Things are going well after I and you have started to talk. I happy. I can sleep properly these days.

12/02/2025

Should I ask if I can meet you? If we meet, the same story is going to repeat again. I really miss you.

13/02/2025

I don’t feel like I have changed completely. There are still many bad traces of me being toxic. I want all of them to go away. You hang up so early.

14/02/2025

It’s Valentine’s Day, I wish I could have celebrated this with you. I miss being with you. Why didn’t you order food for me? It would be very lovely. I guess I don’t deserve it.

15/02/2025

I was confused about whether to text you or not tonight. Thankfully, you only called.
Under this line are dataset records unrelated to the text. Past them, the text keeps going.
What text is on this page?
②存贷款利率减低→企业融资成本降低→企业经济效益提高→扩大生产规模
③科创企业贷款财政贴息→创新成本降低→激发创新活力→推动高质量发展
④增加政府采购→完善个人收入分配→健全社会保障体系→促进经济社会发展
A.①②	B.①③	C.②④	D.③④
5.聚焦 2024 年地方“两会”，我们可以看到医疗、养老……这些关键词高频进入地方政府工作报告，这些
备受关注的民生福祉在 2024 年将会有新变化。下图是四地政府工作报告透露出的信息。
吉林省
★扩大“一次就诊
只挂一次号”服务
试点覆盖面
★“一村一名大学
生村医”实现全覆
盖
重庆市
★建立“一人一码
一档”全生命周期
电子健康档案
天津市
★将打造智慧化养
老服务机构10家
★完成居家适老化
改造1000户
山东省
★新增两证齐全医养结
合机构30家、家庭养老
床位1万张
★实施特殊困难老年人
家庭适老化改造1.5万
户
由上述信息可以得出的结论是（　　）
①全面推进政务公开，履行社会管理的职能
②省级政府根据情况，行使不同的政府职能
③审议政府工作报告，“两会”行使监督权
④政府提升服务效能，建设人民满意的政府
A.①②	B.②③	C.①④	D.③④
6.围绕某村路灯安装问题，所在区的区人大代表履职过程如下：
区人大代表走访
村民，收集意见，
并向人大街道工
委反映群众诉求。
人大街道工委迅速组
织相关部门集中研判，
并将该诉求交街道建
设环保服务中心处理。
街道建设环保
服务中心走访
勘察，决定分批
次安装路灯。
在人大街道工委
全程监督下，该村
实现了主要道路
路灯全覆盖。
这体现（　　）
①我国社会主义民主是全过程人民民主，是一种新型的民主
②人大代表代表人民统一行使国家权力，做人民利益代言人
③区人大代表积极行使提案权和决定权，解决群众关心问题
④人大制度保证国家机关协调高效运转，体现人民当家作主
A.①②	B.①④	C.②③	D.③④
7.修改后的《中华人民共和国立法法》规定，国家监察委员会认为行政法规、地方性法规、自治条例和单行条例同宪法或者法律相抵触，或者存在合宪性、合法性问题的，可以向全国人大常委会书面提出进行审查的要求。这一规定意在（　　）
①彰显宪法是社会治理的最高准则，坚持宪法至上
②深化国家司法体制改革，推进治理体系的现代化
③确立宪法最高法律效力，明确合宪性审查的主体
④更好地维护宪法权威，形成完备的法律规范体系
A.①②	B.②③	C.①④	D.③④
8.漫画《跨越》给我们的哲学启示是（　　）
Thanks for making my day.

16/02/2025

Just a week of talking, not much, just a few minutes every day, and we are fighting again. Are we really that bad? I have started to see how down our relationship has gone. How can you believe that I called you money-minded? You really think that we are this bad?

17/02/2025

I had thought yesterday was the last day we would talk. But I’m glad we spoke. I was a little bit drunk, but I was genuinely happy talking to you.

18/02/2025

I miss you so much. I wanna see how you have changed. Your hair and your body shape. Will I ever see you?

19/02/2025

Today, I watched “Paramathma.” Every single thing reminds me of you. “Thithi Vade” — you bit and kissed everything. She dies in that movie, and I felt feelings. I wanna be with you. I wanna spend the rest of my life with you.

20/02/2025

You called in the evening and never called again. Why didnt you back? I was waiting for your call the whole time.

21/02/2025

why aren’t you calling me? ask me something make a reason to call me. i had a bad dream last night. it’s been so long since we spoke. i wanna talk to you

22/02/2025

i’m guessing you won’t be call me tonight also. i miss you i really do. i wanna hear you say about your day. how your day went. what all did you do? everything and anything

23/02/2025

You wont call me anymore ah?. Im planning on going to Mumbai, alone. I wanna talk to you, call maduuuuuuuuuuu. it’s 24hrs.

24/02/2025

OTP came, i was waiting for your calling. finally your call came. when you said “you don’t have to compare yourself to others, all i want you to be you.” it broke my heart. you are free now. i want you to be free. i don’t wanna come back in your life. be free. Today is the last day of me doing this everyday. I’ll try not to remember about our love. But the book will be the one to remember. let’s start fresh, If we ever get a chance to start.

Thats it. today ill be finishing the book also. ill send it to printing. good bye baby ma.